2 Peter 1:10

10Daarom, broeders, benaarstigt u te meer, om uw roeping en verkiezing vast te maken; want dat doende zult gij nimmermeer struikelen.
 roeping en verkiezing Hoewel de roeping ten opzichte van den tijd de verkiezing volgt, die van eeuwigheid is, Eph 1:4; daar de roeping in den tijd geschiedt, zo wordt nochtans de roeping hiervoor gesteld, omdat wij uit deze van onze verkiezing verzekerd worden; Rom 8:30.
,
 vast te maken; Namelijk niet ten opzichte van God, Isa 14:27, en Isa 46:10; Rom 11:29; 2Ti 2:13; maar ten opzichte van onszelf, om te vaster verzekerd te mogen zijn, dat wij door God tot de zaligheid zijn uitverkoren.
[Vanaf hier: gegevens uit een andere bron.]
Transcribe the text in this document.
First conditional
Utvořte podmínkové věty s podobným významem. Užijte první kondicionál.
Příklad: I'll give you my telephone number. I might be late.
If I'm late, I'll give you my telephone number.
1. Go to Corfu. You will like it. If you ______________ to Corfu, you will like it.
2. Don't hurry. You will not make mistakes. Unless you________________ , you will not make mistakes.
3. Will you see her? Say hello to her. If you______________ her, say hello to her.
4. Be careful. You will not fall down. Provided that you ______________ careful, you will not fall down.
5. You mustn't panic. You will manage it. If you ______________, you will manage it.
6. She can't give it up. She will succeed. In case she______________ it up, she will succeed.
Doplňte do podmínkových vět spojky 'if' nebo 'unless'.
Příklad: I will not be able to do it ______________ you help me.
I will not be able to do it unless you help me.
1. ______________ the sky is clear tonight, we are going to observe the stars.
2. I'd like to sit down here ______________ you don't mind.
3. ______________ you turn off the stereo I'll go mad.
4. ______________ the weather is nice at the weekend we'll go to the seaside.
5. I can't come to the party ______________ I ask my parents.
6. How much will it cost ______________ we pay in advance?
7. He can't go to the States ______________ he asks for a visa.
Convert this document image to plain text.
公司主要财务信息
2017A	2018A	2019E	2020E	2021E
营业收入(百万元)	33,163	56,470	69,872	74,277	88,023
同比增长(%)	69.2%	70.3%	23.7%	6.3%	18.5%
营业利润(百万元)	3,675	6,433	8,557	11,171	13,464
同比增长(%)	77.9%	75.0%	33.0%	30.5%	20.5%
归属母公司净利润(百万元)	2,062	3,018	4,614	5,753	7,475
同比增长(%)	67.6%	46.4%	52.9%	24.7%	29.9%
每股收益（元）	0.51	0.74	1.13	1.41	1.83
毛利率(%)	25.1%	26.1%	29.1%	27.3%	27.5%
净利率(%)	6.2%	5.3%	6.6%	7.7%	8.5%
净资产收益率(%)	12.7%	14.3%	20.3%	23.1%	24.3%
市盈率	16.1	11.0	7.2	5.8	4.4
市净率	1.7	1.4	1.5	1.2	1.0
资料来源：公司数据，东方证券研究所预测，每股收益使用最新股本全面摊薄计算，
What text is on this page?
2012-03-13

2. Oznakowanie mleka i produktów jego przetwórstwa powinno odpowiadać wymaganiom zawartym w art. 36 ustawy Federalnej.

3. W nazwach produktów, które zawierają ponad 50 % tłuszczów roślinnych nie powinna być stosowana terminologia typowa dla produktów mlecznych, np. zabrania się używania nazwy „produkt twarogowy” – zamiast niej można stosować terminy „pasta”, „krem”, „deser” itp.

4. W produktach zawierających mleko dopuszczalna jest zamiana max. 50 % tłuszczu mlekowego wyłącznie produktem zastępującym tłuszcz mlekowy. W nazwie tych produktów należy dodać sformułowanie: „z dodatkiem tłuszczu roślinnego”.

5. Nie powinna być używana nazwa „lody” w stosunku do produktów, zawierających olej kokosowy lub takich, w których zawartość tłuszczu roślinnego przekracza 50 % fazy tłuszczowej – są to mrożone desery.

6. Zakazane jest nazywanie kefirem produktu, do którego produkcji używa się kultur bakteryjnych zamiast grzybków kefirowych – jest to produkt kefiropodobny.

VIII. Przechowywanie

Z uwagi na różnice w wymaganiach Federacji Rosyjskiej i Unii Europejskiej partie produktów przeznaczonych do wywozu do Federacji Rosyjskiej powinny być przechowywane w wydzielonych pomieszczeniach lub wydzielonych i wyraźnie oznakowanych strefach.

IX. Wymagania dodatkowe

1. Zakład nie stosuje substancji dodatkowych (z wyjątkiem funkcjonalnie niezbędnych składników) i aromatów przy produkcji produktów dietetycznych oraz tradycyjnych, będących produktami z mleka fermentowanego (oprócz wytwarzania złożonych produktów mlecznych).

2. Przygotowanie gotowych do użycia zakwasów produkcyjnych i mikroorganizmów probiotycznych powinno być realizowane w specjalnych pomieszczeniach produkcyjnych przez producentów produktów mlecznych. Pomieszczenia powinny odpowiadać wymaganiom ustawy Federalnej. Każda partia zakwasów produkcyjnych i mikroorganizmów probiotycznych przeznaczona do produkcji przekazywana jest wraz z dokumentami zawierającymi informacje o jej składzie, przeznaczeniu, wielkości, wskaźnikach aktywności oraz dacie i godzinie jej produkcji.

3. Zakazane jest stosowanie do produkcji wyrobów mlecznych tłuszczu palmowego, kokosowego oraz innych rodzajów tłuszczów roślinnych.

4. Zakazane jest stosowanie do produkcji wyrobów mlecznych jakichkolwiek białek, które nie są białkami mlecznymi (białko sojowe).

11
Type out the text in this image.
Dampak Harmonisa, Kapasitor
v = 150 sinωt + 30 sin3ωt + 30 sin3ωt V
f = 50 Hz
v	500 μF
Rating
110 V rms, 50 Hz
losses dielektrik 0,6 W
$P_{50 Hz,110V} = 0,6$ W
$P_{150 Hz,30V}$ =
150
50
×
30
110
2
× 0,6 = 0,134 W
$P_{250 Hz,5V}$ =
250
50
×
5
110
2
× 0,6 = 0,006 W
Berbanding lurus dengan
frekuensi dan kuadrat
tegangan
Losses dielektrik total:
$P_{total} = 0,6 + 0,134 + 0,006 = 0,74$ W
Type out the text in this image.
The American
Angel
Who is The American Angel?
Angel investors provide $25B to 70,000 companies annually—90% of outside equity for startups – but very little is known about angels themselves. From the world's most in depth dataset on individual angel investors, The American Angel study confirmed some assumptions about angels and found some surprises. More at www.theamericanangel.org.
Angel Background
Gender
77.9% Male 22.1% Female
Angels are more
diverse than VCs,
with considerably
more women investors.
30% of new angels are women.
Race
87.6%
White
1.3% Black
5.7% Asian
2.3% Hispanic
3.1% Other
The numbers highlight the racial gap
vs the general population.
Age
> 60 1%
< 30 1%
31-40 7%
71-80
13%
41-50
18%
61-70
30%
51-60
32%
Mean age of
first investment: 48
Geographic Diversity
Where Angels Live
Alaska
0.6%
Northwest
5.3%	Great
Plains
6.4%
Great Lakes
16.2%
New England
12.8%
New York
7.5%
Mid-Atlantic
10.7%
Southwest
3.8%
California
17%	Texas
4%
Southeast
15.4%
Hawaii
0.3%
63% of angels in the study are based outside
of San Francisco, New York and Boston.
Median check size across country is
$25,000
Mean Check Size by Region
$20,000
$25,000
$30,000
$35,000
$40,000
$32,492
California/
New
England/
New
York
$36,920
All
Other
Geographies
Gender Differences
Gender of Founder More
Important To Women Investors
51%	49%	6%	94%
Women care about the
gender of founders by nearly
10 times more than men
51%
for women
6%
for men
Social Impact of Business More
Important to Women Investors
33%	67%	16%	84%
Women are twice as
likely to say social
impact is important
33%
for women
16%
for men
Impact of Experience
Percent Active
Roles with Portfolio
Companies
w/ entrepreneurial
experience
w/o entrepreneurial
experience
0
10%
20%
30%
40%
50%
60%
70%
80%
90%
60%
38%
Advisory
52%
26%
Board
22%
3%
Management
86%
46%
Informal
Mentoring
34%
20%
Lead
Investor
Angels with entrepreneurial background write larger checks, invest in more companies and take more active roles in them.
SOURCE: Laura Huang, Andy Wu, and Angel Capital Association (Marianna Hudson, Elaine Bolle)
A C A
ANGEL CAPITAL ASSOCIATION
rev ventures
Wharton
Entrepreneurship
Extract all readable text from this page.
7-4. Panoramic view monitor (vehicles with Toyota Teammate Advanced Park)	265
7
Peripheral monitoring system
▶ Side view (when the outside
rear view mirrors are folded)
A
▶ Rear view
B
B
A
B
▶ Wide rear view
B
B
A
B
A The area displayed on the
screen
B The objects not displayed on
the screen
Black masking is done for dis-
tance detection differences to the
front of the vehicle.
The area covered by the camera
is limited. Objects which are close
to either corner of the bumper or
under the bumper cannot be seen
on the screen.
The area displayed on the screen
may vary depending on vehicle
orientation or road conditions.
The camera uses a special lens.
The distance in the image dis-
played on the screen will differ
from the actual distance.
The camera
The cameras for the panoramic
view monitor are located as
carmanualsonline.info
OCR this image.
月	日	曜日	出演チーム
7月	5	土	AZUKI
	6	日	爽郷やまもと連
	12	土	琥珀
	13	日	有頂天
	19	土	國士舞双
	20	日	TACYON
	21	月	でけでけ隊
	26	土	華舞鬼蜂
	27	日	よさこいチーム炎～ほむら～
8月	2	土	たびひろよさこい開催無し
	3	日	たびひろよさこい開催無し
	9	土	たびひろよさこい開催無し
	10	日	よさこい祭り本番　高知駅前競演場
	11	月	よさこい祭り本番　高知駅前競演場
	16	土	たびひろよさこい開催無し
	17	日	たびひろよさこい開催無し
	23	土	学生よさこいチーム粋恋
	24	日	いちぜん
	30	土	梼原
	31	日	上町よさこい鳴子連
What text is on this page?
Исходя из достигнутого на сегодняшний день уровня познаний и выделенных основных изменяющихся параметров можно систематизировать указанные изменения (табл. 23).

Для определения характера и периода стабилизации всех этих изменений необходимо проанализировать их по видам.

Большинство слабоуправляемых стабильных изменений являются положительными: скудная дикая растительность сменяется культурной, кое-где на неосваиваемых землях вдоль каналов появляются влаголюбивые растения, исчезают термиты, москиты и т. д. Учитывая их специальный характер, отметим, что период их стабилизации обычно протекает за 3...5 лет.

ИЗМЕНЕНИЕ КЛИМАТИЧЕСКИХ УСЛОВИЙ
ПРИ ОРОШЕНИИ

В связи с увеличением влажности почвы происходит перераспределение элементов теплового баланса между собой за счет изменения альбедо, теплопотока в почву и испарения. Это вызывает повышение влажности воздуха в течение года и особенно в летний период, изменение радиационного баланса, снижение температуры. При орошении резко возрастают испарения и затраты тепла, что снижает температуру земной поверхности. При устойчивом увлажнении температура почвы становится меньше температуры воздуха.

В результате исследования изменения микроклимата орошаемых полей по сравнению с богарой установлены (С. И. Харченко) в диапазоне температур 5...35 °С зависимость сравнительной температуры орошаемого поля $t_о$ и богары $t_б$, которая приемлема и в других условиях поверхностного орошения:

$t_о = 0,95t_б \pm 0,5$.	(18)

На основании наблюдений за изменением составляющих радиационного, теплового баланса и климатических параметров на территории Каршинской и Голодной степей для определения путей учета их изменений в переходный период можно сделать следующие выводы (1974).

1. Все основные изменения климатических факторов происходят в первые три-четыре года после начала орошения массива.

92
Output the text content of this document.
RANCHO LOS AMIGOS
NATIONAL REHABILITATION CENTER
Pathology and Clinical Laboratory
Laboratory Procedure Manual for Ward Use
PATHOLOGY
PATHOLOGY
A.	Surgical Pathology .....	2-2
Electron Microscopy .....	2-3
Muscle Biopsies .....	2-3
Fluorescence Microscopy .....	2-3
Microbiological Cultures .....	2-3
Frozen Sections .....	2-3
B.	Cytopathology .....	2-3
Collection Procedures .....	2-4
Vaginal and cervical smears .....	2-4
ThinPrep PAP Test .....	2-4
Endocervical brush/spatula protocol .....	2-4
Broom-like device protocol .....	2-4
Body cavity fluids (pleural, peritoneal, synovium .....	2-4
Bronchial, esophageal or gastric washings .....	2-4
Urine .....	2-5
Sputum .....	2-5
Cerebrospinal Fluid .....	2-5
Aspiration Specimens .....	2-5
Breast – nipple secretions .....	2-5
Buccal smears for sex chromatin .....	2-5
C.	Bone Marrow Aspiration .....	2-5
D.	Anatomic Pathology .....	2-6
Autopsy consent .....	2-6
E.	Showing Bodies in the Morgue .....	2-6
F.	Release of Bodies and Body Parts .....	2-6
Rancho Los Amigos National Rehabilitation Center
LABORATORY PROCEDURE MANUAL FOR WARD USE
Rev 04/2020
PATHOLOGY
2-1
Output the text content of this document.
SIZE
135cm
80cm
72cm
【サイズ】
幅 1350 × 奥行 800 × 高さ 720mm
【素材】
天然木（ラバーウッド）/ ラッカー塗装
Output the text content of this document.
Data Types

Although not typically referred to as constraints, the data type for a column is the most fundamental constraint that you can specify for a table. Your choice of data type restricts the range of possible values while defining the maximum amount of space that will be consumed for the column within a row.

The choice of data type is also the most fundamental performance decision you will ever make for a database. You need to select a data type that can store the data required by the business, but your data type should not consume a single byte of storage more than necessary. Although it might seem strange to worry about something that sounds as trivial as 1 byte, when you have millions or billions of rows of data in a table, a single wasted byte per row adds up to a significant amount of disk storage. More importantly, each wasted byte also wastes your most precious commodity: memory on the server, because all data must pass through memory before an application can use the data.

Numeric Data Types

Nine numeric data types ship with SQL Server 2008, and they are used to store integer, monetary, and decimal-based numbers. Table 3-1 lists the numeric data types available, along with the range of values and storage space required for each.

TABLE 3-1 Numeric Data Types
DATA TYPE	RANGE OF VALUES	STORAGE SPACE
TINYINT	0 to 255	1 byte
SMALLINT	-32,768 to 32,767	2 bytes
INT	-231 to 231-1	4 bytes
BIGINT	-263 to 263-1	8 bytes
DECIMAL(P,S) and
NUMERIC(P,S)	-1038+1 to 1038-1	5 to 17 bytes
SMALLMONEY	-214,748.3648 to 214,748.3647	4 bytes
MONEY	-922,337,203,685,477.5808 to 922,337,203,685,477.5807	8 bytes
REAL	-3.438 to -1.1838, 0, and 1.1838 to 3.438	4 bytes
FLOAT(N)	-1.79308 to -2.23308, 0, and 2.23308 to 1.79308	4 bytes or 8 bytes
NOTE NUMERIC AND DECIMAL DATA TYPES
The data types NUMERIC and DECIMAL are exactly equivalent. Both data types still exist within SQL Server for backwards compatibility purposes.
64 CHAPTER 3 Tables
In sommige boeken staat er nog bij: door de goede werken; namelijk als door de vruchten, waaruit een goede boom bekend wordt; Mat 7:17-18.
,
 nimmermeer struikelen Namelijk zo, dat gij van de genade Gods gans zoudt uitvallen. Zie Psa 37:24; Jud 1:24; want anderszins struikelen wij allen in velen; Jam 3:2; een gelijkenis, genomen van degenen, die in een loopbaan lopen. Zie 1Co 9:24.